The 31-year-old said the future course had many similarities to the rowing site in Athens, Greece, at which he earned his Olympic gold medal in 2004.
“That was the first thing that dawned on me (when I saw it),” he said.
Benderson Development is working with Sarasota County to turn an existing park, just south of its University Town Center Project, into a rowing facility that could generate millions of dollars in revenue for the county and area businesses while spurring the stalled University Town Center mega mall project forward.
As it exists today, the lake can accommodate races of up to 1,800 meters in length, making it 200 meters shy of the length required for international rowing competitions. However, the future expansion of Cattlemen Road, expected to start in the first quarter of 2010, will force a reconfiguration of the lake and subsequently give it the 2,000 meters it needs for that level of competition.

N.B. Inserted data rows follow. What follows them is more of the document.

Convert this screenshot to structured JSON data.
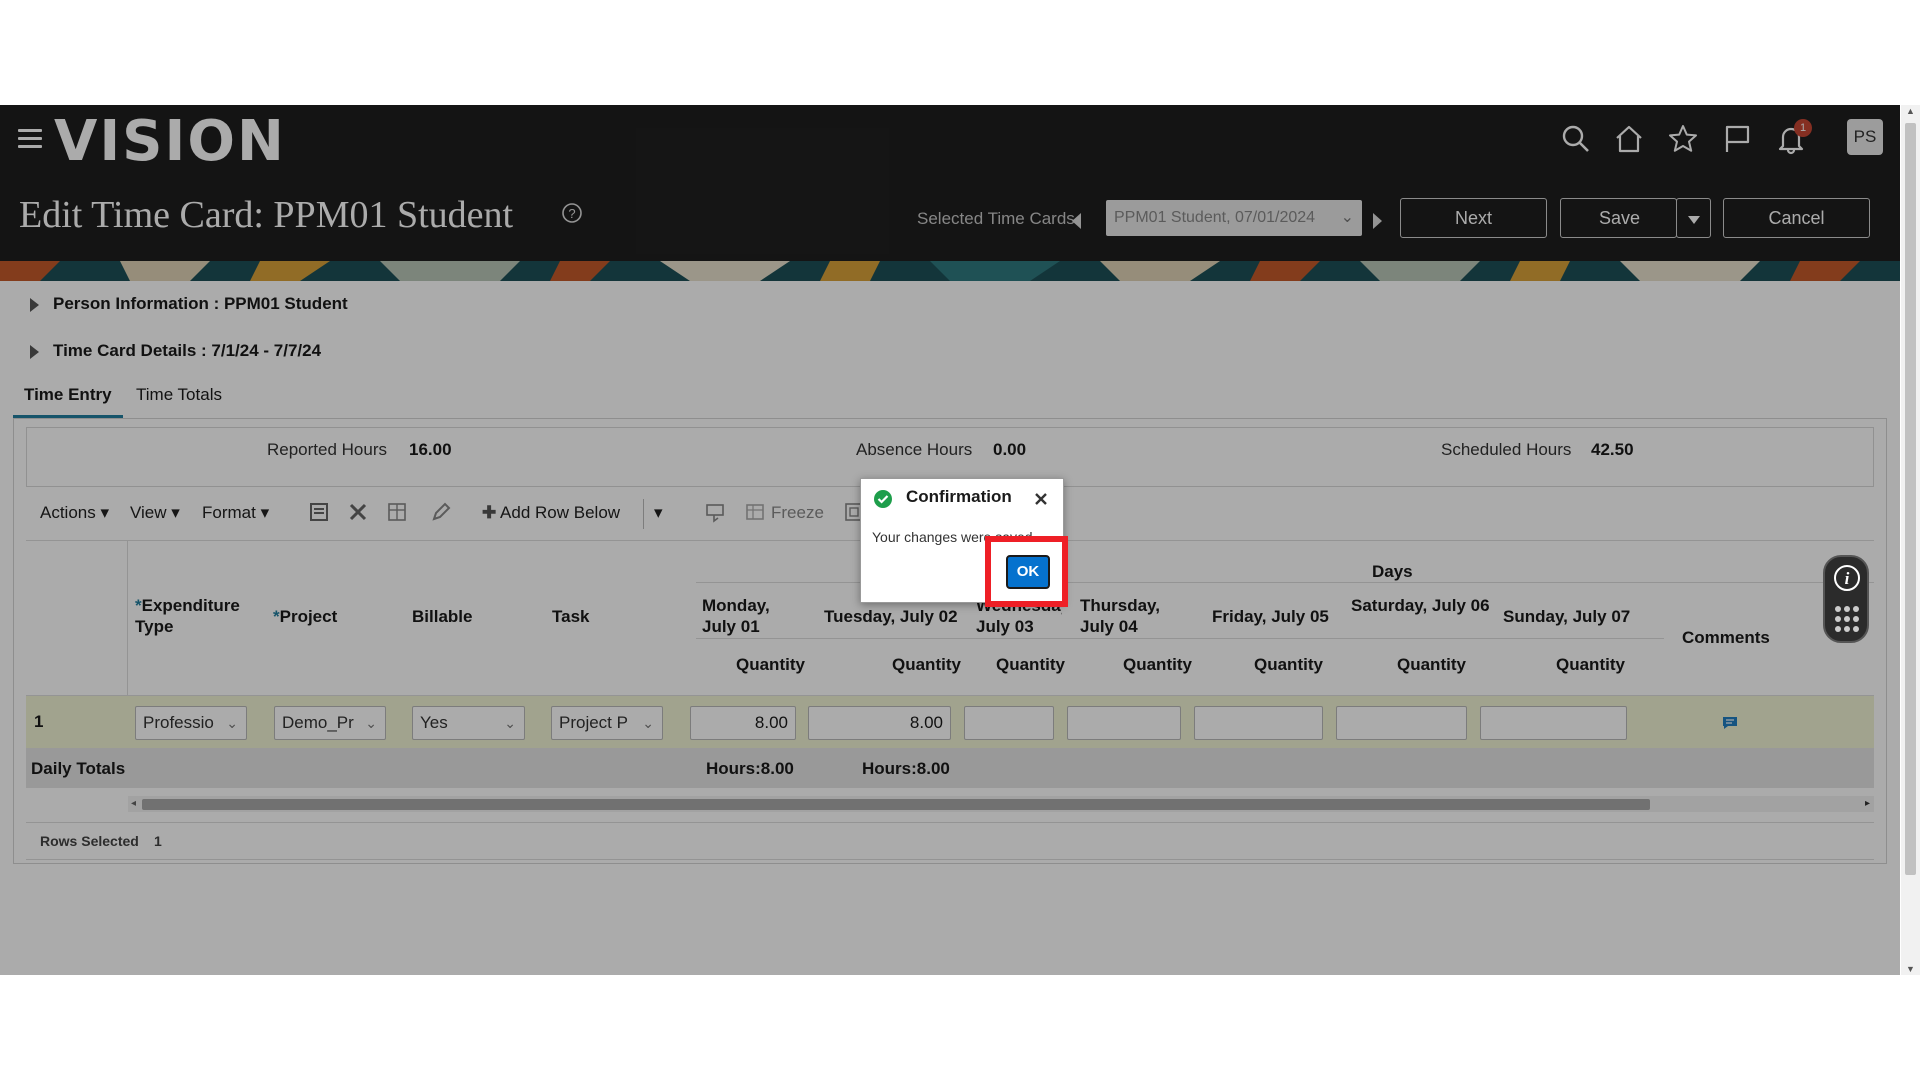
{
  "header": {
    "logo": "VISION",
    "title": "Edit Time Card: PPM01 Student",
    "selected_label": "Selected Time Cards",
    "selected_value": "PPM01 Student, 07/01/2024",
    "next_label": "Next",
    "save_label": "Save",
    "cancel_label": "Cancel",
    "avatar_initials": "PS",
    "notification_count": "1",
    "icons": [
      "hamburger-menu-icon",
      "search-icon",
      "home-icon",
      "star-icon",
      "flag-icon",
      "bell-icon",
      "help-icon"
    ]
  },
  "sections": {
    "person_info": "Person Information : PPM01 Student",
    "time_card_details": "Time Card Details : 7/1/24 - 7/7/24"
  },
  "tabs": [
    {
      "label": "Time Entry",
      "active": true
    },
    {
      "label": "Time Totals",
      "active": false
    }
  ],
  "summary": {
    "reported_label": "Reported Hours",
    "reported_value": "16.00",
    "absence_label": "Absence Hours",
    "absence_value": "0.00",
    "scheduled_label": "Scheduled Hours",
    "scheduled_value": "42.50"
  },
  "toolbar": {
    "actions": "Actions",
    "view": "View",
    "format": "Format",
    "add_row_below": "Add Row Below",
    "freeze": "Freeze"
  },
  "table": {
    "days_header": "Days",
    "columns": {
      "expenditure_type": "Expenditure Type",
      "project": "Project",
      "billable": "Billable",
      "task": "Task",
      "comments": "Comments"
    },
    "days": [
      "Monday, July 01",
      "Tuesday, July 02",
      "Wednesday, July 03",
      "Thursday, July 04",
      "Friday, July 05",
      "Saturday, July 06",
      "Sunday, July 07"
    ],
    "quantity_label": "Quantity",
    "row": {
      "number": "1",
      "expenditure_type": "Professio",
      "project": "Demo_Pr",
      "billable": "Yes",
      "task": "Project P",
      "quantities": [
        "8.00",
        "8.00",
        "",
        "",
        "",
        "",
        ""
      ]
    },
    "daily_totals_label": "Daily Totals",
    "daily_totals": [
      "Hours:8.00",
      "Hours:8.00"
    ],
    "rows_selected_label": "Rows Selected",
    "rows_selected_value": "1"
  },
  "dialog": {
    "title": "Confirmation",
    "message": "Your changes were saved.",
    "ok_label": "OK"
  },
  "colors": {
    "header_bg": "#1f1f1f",
    "accent": "#227e9e",
    "ok_button": "#0572ce",
    "highlight": "#ee1f26",
    "row_bg": "#f0f3d4",
    "success": "#1e9e4b"
  }
}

Already, the lake has played home to several rowing competitions, including the Florida Scholastic Rowing Championship in April, which Read attended with a teammate on the national rowing team.
“It was incredible,” Read said. “It was the most well-run regatta I’ve been to in 19 years of rowing. Everywhere we went there were rowers and their families.”
Read was confident the area would be a natural choice for training, especially for northern teams looking to escape the cold winter months.
The facility also would have an advantage over the nation’s three other international rowing sites, which are set in remote locations, because of its proximity to shopping, restaurants and other amenities.
“The weather, the friendliness of the people, the business community — I can’t think of a better place to train,” Read said. “It makes sense to come here because there are many opportunities.”
Paul Blackketter, project manager for Benderson Development, has been traveling to regattas all over the country and world, collecting information about how best to design the facility and promoting the future site to the people he meets.
“What’s already here is what makes it stand out from everybody else,” Blackketter said.
Even though the 2,000-meter course has not yet been built, teams are eagerly lining up to use the facility. Already lined up for next year are the Florida Intercollegiate Rowing Association and the Florida Scholastic Rowing Association state championships in April and the Southeast Youth Championship Regatta in May.
In total, the events are expected to draw more than 30,000 people to the area.
Blackketter said his company is working with rowing groups, coaches and a group from Switzerland to make sure the new facility will comply with all international competition specifications and will be the best rowing course possible.